Menurut Tri, pencegahan perundungan harus dimulai sejak dini dengan penguatan karakter, empati, dan keberanian bersikap. Pemerintah Kota Bekasi, lanjutnya, akan terus mendukung program pendidikan yang menanamkan nilai kebersamaan, toleransi, dan penghormatan terhadap sesama.

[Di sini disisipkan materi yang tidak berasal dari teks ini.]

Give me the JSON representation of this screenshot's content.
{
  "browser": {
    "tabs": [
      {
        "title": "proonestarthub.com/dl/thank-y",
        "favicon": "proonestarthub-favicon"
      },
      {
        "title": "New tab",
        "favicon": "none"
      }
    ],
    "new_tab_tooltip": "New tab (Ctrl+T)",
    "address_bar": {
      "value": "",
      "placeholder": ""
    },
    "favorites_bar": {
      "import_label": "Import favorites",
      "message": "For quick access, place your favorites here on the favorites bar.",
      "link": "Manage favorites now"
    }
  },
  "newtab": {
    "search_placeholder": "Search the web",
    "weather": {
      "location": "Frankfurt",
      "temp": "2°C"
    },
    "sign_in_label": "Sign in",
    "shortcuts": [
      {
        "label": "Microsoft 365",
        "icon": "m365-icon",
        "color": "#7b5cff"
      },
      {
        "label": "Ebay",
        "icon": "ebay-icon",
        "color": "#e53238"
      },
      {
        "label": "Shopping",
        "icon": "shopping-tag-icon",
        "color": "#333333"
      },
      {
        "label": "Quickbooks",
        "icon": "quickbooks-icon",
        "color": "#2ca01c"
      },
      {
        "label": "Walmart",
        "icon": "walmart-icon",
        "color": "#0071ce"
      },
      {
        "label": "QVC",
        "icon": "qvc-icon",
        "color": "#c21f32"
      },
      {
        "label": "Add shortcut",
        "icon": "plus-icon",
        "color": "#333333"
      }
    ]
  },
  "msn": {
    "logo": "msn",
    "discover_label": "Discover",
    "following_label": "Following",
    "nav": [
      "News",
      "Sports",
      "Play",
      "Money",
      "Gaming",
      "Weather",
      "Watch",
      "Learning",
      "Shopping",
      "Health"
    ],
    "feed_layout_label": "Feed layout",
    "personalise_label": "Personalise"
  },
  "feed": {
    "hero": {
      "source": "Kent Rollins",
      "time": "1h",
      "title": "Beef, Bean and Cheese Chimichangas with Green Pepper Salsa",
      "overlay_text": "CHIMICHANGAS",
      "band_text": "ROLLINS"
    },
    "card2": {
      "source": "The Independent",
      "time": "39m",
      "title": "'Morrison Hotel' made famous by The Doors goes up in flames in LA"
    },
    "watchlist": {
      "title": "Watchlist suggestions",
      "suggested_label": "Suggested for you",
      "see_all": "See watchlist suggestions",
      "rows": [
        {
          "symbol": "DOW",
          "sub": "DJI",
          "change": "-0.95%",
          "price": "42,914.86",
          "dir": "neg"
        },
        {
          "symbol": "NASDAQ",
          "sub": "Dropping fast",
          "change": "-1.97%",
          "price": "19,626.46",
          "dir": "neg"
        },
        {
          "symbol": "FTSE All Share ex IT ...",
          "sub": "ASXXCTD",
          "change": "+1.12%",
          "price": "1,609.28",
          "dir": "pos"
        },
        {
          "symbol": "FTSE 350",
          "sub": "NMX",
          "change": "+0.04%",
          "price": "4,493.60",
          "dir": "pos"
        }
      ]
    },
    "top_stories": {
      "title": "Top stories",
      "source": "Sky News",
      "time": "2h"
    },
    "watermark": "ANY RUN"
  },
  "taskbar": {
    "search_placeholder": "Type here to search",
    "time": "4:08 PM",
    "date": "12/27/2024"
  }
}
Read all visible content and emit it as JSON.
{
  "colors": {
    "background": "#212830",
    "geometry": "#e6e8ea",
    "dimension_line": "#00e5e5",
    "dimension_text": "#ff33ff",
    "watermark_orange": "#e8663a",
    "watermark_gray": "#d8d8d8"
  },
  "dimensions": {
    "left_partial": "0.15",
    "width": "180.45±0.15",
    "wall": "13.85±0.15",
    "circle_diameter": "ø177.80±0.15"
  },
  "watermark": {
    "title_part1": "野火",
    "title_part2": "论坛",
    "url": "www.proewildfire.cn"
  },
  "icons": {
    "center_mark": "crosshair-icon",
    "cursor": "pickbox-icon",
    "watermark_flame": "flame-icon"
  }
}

“Sikap berani menolak perundungan adalah langkah besar. Dari sekolah yang aman, kita menyiapkan generasi yang kuat, peduli, dan berkarakter,” tambahnya.

Rangkaian Roots Day diisi dengan pembacaan deklarasi anti perundungan, diskusi interaktif, serta komitmen bersama seluruh warga sekolah. Antusiasme siswa tampak jelas—mereka tidak hanya menyimak, tetapi juga menyatakan kesiapan menjadi bagian dari solusi.

Melalui deklarasi Angkatan ke-5 ini, SMPN 17 Bekasi diharapkan terus menjadi pelopor sekolah ramah anak. Pemerintah Kota Bekasi pun berharap semangat anti perundungan ini menular ke sekolah-sekolah lain dan tumbuh menjadi gerakan bersama demi masa depan generasi muda yang lebih baik.